For cleantech companies, climate change has been a big deal for some time. But it’s officially become a major mainstream business issue, according to a new PricewaterhouseCoopers report, “Capitalizing On a Climate of Change,” that says energy and climate policies are influencing the way all companies report their finances, raise capital, and value merger and acquisition deals.
In other words, climate change is evolving from a scientific and public policy issue to a business concern. “Until recently, the impact of climate change on the deal market was barely on the radar of most businesses,” PricewaterhouseCoopers said in the report released Tuesday. “However, national policy action on greenhouse gas emissions is requiring companies in virtually every industry to think about the impacts on energy and climate policies on their business.”
That’s good news for those developing and selling products to help businesses go green and comply with ever-changing energy and climate regulations. And PricewaterhouseCoopers expects climate change to become increasingly important to investors and to companies’ valuations.
In the report, the firm recommends that companies prepare for higher energy costs and consider their climate-change-related risks, including any greenhouse gas emissions that might end up costing money in the event of a federal carbon cap-and-trade program or other carbon legislation. “Regardless of the ultimate policy design, the fact remains: When greenhouse gases are regulated at the federal level, the cost of carbon will have a measurable impact on business transactions,” the report states. “In this context, companies can no longer sit on the sidelines of the climate-change discussion.”
Companies should also get ready to disclose their climate-change risks to investors, the report suggests. Nearly half of the businesses on Standard & Poor’s 500 index already are reporting greenhouse-gas emissions to their investors in some way, and a number of investors, state officials and environmental groups have petitioned the Securities and Exchange Commission to require public companies to disclose their financial risks from climate change. But companies are far from ready to adequately meet reporting requirements; according to another report from the not-for-profit Investor Responsibility Research Center Institute and research company Trucost, a good 66 percent of companies on the S&P 500 do not publish adequate data on direct greenhouse gas emissions from operations and “could therefore be unprepared for mandatory reporting requirements.”

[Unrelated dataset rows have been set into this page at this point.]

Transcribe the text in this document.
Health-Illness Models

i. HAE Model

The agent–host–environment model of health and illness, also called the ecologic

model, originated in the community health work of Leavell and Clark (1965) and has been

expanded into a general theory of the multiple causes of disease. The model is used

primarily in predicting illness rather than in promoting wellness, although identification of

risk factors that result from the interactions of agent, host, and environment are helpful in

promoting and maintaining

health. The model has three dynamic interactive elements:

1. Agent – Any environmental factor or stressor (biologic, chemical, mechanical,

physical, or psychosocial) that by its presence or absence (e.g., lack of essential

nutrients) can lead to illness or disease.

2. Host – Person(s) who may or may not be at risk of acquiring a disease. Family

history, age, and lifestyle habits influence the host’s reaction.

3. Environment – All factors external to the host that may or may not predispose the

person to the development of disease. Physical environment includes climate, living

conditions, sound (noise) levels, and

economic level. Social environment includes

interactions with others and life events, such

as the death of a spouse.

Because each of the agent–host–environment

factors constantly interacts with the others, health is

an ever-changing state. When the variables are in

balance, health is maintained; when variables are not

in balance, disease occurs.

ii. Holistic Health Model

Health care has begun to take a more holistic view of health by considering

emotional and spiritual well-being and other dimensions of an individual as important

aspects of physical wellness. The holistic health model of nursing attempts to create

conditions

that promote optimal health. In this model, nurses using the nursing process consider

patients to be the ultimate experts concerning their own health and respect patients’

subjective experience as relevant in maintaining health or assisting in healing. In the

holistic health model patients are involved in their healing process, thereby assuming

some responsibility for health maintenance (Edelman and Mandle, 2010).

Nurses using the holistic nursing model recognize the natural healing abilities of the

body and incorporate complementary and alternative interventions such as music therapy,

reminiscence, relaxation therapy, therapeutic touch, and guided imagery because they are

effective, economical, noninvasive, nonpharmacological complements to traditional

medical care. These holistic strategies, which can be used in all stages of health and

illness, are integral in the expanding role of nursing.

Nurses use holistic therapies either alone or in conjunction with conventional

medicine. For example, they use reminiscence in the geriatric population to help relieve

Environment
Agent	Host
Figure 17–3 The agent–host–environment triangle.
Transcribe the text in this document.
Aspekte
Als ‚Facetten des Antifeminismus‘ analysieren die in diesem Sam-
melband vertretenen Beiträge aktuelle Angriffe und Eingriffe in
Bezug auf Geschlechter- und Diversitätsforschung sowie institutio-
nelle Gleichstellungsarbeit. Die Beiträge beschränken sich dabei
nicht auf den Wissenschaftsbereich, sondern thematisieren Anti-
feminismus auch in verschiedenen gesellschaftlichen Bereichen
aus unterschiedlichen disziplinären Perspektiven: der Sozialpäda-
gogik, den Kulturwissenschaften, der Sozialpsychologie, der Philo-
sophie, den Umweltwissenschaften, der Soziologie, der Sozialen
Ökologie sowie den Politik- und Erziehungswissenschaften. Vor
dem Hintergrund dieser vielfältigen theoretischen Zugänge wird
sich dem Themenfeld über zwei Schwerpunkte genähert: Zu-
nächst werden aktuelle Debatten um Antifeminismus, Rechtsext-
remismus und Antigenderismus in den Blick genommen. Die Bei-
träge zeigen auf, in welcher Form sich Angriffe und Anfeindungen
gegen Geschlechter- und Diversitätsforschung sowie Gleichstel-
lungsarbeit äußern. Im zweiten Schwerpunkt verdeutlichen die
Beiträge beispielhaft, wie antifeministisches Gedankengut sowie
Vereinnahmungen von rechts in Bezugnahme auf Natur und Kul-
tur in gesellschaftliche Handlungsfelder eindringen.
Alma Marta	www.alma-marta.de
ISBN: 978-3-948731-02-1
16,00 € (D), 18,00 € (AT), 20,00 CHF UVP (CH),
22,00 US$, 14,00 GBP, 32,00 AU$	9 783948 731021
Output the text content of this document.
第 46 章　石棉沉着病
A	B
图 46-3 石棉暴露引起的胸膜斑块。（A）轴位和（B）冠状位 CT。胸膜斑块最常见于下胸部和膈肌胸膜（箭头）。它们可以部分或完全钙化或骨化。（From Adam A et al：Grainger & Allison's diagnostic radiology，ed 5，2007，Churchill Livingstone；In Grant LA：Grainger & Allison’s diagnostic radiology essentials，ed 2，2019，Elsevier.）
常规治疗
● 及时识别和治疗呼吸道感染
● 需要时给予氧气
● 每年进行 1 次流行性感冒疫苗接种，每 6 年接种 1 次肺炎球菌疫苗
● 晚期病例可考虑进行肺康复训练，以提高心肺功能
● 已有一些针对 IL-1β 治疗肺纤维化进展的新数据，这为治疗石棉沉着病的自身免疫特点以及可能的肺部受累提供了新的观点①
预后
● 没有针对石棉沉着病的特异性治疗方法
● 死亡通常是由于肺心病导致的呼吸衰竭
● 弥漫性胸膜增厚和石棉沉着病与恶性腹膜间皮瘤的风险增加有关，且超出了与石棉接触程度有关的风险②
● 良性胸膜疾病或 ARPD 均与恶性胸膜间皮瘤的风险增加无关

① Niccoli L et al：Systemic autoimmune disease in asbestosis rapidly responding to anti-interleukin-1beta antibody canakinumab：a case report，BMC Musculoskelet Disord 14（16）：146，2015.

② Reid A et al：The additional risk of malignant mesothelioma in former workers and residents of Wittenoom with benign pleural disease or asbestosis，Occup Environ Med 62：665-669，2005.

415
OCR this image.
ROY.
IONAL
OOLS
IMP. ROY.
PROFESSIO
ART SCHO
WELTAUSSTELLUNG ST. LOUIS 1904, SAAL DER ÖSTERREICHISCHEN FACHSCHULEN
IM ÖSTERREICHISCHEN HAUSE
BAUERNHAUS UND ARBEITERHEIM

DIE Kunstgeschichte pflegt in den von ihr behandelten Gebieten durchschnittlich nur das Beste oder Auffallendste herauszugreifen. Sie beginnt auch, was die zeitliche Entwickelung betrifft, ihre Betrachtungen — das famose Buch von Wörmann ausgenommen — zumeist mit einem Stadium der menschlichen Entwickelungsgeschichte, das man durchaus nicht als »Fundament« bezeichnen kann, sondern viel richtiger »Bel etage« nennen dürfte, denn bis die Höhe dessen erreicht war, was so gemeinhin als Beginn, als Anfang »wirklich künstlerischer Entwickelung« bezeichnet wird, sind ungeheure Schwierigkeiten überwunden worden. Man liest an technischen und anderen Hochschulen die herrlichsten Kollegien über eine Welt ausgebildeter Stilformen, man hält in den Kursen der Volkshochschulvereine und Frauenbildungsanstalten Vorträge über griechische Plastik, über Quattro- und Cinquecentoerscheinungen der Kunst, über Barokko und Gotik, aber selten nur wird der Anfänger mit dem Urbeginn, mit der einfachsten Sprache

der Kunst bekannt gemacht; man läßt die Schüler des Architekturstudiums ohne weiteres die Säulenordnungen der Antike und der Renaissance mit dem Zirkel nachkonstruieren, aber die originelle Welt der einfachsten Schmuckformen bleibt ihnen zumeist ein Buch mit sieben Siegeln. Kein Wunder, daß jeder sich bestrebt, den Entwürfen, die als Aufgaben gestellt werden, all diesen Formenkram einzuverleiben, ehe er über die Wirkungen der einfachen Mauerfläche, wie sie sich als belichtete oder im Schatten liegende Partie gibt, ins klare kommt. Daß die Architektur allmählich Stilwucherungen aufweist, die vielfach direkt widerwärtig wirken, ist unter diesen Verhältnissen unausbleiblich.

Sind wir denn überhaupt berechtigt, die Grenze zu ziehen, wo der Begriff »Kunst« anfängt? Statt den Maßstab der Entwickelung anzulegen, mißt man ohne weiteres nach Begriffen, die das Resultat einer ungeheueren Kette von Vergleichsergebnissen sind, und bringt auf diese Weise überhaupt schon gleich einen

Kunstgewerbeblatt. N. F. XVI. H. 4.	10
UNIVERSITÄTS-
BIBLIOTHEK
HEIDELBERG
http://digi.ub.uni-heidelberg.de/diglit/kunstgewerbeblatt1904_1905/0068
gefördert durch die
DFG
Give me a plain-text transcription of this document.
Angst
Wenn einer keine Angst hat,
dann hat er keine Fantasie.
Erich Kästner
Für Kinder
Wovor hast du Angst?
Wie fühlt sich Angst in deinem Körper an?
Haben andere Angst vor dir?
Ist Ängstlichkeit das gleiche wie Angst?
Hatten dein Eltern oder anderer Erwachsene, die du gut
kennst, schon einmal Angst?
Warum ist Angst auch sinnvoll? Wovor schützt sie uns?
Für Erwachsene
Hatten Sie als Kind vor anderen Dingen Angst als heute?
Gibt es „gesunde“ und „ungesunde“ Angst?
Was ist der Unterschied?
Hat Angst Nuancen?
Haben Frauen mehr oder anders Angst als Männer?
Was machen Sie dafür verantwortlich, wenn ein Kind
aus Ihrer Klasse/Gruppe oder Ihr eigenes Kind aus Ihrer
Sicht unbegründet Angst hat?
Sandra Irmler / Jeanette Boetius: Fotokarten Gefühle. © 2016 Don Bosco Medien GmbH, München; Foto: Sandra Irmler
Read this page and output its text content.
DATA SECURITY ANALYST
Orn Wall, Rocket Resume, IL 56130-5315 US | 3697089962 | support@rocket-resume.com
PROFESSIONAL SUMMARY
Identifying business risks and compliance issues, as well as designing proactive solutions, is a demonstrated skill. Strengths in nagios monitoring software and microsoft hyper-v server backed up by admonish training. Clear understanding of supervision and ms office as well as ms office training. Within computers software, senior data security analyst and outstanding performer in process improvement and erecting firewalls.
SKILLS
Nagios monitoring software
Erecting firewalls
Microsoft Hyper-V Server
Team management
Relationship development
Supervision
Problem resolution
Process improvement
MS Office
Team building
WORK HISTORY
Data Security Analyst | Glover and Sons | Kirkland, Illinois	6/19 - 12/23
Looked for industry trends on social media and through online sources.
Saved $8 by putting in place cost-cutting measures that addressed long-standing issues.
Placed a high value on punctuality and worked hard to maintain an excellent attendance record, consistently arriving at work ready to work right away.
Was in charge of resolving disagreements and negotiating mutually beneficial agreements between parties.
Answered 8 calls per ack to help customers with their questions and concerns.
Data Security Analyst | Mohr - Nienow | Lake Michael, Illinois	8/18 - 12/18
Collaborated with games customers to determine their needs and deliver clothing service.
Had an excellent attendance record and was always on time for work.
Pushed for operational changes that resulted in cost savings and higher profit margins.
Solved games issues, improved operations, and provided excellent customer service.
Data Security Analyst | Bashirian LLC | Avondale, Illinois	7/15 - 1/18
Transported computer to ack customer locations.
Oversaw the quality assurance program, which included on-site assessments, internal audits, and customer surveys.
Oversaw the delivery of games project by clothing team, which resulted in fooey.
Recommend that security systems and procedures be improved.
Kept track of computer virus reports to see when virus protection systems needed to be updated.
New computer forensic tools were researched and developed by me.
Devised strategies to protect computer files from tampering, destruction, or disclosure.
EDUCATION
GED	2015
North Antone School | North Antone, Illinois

Climate change is likely to gain more weight in evaluating acquisitions, too, especially in heavy-emitting industries such as power generation, chemicals, industrial products and automobile manufacturing. In fact, it already is playing a role in mergers. PricewaterhouseCoopers pointed to German power company E.ON‘s (s EOAN) purchase of wind developer Airtricity‘s U.S. assets for $1.4 billion in 2007, as well as Porsche‘s (s PSHG) decision to take the majority stake in Volkswagen (s VOW) last year to help it develop more efficient vehicles (and offset its higher-emission vehicles with the more efficient VW line).
Overall, companies that develop “sound” climate-change strategies and reporting capabilities stand to gain the most, the report says. Of course, if the evolution occurs as Pricewaterhouse Coopers predicts, cleantech companies that can help other businesses do this will also benefit.